Straightforward synthesis of steroidal selenocyanates through oxidative umpolung selenocyanation of steroids and their antitumor activity

• Published in: The Journal of steroid biochemistry and molecular biology Vol. 225; p. 106203
• Main Authors: Huang, Yanmin, Peng, Zining, Wei, Meizhen, Pang, Liping, Cheng, Yang, Xiao, Jun-An, Gan, Chunfang, Cui, Jianguo
• Format: Journal Article
• Language: English
• Published: England Elsevier Ltd 01.01.2023
• Subjects: Animals; Antineoplastic Agents - chemistry; Antitumor activity; Cell Line, Tumor; Cell Proliferation; Drug Screening Assays, Antitumor; Estradiol; Estradiol - pharmacology; Estrogens - pharmacology; Estrone; HeLa Cells; Humans; Oxidative Stress; Pregnenolone; Pregnenolone - pharmacology; Selenocyano group; Steroidal Selenocyanates; Structure-Activity Relationship; Zebrafish; Estrone; Antitumor activity; Steroidal Selenocyanates; Selenocyano group; Estradiol; Pregnenolone
• ISSN: 0960-0760; 1879-1220
• DOI: 10.1016/j.jsbmb.2022.106203

Straightforward access to steroidal selenocyanates in a single assembly step from steroids remains a significant challenge. However, the development of novel method for the synthesis of steroidal selenocyanates and further investigation of their bioactivities have largely lagged behind. In this work, selenocyano groups were directly introduced into the 17- or 21-position of pregnenolone, the 2-position of estradiol, and the 16-position of estrone. A total of 16 estrogen selenocyanate derivatives with diverse structures were synthesized, and the tumor cell lines closely related to the expression level of estrogen were used to investigate the inhibitory activity of the target products on tumor cell proliferation in vitro.
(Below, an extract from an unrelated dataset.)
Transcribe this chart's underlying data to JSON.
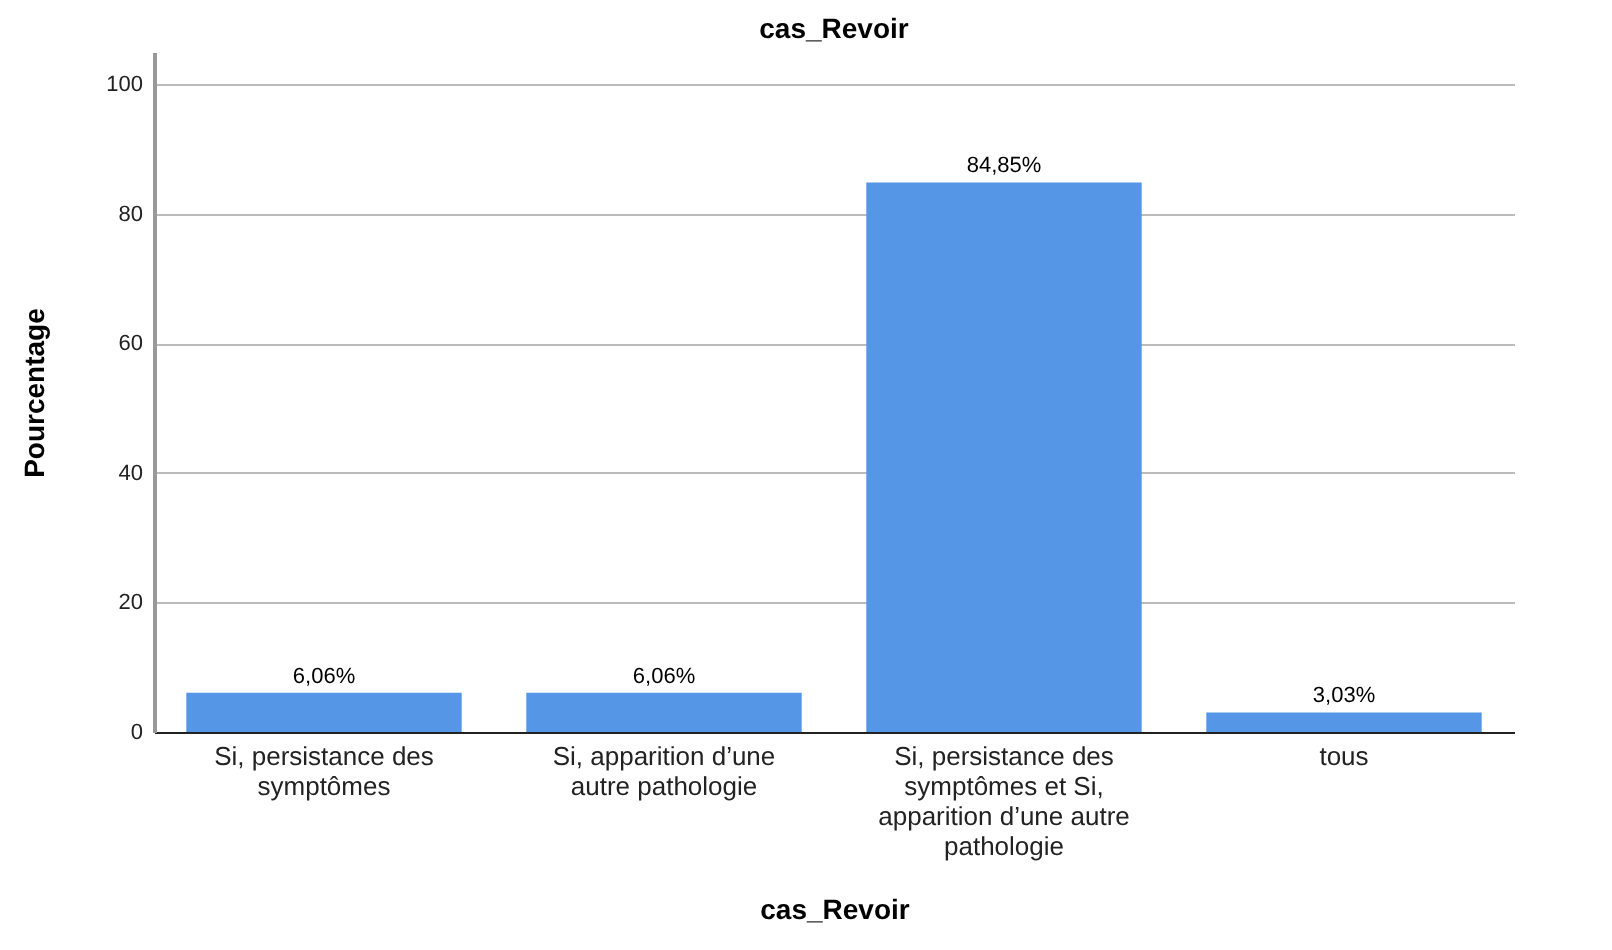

The results revealed that the 17-selenocyano-substituted pregnenolone selenocyanate derivatives 1b-3b exhibit obvious inhibitory activity against the tested tumor cell lines. Additionally, the 2-selenocyano-substituted estradiol derivatives and 16-selenocyano-substituted estrone derivatives exhibit selective inhibitory on HeLa cell lines. Among them, 2-selenocyano-3-methoxyestradiol-17-benzoate (7e) displayed an IC50 value of 4.1 µM against HeLa cells and induced programmed apoptosis in HeLa cancer cells. Furthermore, compound 7e could significantly inhibit the growth of human cervical cancer xenografts in zebrafish in vivo. This approach provides new insights for future steroid antitumor drug design. •Various steroidal selenocyanates were delivered in moderate to good yields via oxidative umpolung selenocyanation reactions.•Some cases of steroidal selenocyanates display excellent inhibitory activity against tumor cell lines.•This approach provides new insights for future steroid antitumor drug design.